Neely’s number 19 was the last jersey retired. Number 31 was the first. Mal Brown had played in the mid-sixties, during The Streak. Eighty pounds and thirty-five years ago he had been a bruising tailback who had once carried the ball fifty-four times in a game, still a Messina record. A quick marriage ended the college career before it began, and a quick divorce sent him to Vietnam in time for the Tet Offensive in ’68. Neely had heard stories of the great Mal Brown
throughout most of his childhood. Before a game Neely’s freshman year, Coach Rake stopped by for a quick pep talk. He recounted in great detail how Mal Brown had once rushed for two hundred yards in the second half of the conference championship, and he did so with a broken ankle!

Rake loved stories of players who refused to leave the field with broken bones and bleeding flesh and all sorts of gruesome injuries.

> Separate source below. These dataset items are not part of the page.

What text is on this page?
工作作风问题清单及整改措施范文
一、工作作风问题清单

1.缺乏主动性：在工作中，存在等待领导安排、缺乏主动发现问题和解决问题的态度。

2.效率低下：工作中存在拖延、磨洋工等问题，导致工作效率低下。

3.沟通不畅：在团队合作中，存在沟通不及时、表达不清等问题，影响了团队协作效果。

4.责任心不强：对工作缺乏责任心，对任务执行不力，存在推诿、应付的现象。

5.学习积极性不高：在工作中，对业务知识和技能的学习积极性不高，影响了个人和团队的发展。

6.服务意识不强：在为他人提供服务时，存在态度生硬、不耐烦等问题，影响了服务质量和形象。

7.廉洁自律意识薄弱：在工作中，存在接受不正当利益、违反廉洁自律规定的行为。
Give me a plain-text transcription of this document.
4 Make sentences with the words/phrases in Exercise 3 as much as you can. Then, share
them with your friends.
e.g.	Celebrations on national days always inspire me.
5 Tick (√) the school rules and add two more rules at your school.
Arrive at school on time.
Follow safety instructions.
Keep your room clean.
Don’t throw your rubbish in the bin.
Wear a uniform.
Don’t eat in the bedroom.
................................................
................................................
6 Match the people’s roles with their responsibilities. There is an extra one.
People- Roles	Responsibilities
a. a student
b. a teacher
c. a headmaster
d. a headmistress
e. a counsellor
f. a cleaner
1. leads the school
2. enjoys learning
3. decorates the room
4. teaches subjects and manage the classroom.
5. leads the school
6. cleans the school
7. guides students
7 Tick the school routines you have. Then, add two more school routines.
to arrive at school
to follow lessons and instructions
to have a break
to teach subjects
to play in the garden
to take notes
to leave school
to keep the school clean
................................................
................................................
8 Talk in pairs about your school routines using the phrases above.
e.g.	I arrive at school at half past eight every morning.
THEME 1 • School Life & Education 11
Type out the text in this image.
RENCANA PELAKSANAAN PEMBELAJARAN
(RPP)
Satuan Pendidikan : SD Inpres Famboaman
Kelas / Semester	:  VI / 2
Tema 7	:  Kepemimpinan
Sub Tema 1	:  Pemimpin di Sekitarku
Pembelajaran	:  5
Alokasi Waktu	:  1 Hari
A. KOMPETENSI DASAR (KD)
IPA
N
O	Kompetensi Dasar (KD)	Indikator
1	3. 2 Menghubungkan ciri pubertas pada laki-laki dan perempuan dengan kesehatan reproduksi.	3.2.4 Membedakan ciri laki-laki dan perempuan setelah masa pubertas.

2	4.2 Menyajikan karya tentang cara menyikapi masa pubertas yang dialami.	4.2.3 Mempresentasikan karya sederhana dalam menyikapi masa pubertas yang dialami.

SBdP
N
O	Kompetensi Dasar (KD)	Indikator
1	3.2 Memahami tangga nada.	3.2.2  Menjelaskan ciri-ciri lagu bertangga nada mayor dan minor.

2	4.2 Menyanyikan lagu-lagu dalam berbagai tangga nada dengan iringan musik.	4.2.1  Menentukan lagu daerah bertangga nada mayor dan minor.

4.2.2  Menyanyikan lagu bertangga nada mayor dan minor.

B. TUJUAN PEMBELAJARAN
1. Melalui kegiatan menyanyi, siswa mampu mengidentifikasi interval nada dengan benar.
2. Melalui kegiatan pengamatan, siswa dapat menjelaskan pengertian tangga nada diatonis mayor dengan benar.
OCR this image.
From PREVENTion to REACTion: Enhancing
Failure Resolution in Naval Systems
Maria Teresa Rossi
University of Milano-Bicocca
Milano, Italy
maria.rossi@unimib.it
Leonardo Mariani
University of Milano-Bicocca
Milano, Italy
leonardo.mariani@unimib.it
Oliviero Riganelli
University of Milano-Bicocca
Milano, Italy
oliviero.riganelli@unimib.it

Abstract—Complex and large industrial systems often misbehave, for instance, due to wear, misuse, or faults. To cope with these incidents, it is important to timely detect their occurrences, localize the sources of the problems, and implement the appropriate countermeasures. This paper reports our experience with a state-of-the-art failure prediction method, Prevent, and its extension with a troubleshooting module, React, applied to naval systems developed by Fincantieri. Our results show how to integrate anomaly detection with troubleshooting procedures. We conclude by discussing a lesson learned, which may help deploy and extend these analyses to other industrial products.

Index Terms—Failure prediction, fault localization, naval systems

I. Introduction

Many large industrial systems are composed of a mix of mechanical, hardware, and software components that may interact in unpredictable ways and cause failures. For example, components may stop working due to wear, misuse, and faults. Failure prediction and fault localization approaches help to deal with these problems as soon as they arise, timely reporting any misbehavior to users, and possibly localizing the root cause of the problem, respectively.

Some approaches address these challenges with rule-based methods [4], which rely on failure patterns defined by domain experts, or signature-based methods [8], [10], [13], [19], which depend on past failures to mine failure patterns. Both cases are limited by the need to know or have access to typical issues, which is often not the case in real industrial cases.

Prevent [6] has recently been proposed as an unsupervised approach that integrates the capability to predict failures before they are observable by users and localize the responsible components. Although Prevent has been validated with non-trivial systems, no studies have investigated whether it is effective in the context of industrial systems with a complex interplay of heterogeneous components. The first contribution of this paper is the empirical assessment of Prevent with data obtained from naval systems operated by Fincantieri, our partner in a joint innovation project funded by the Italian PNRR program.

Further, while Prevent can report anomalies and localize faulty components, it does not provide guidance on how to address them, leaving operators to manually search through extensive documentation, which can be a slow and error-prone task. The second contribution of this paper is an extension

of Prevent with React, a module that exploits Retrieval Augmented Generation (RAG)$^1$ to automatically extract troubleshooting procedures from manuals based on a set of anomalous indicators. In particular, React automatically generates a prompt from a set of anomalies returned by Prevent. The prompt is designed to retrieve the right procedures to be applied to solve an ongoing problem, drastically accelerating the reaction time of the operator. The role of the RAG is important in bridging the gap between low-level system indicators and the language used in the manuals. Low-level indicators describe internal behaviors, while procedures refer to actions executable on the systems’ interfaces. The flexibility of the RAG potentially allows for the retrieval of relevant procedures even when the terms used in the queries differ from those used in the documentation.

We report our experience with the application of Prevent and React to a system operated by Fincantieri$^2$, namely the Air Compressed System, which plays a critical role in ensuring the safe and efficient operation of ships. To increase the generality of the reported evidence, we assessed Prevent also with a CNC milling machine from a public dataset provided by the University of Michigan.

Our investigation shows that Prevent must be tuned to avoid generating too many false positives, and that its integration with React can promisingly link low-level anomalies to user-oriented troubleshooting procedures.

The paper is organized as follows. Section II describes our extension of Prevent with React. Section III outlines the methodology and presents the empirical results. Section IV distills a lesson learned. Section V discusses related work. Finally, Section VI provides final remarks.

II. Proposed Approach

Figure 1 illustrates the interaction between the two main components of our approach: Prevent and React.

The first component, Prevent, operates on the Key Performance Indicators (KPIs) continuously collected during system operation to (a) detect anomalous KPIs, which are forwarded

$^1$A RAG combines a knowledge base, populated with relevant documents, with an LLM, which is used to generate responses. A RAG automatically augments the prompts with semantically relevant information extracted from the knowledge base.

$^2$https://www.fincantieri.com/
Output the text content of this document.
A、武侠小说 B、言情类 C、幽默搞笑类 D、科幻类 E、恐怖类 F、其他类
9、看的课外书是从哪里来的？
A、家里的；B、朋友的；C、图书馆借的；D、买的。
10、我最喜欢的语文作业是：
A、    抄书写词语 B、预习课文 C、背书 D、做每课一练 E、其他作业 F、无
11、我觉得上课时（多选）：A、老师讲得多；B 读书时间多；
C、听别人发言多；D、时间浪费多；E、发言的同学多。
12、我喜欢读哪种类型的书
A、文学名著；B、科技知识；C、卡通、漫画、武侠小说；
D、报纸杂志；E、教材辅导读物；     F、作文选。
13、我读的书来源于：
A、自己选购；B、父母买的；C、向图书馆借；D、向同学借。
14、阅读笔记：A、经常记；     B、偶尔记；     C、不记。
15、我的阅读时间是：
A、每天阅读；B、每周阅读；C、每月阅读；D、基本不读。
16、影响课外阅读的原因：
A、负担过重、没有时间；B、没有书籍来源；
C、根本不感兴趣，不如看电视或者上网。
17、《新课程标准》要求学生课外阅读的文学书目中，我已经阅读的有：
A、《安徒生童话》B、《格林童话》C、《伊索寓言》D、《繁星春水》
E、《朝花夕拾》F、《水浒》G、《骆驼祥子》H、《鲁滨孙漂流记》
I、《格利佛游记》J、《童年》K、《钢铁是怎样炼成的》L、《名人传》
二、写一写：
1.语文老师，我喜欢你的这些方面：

Years later, Neely would hear that Mal’s broken ankle had, more than likely, been a severe sprain, but as the years passed the legend grew, at least in Rake’s memory.

The Sheriff walked along the front of the bleachers and spoke to the others passing the time, then he climbed thirty rows and arrived, almost gasping, at Neely’s group. He spoke to Paul, then Amos, Silo, Orley, Hubcap, Randy—he knew them all by their first names or nicknames. “Heard you were in town,” he said to Neely as they shook hands. “It’s been a long time.”

“It has” was all Neely could say. To his recollection, he had never met Mal Brown. He wasn’t the Sheriff when Neely lived in Messina. Neely knew the legend, but not the man.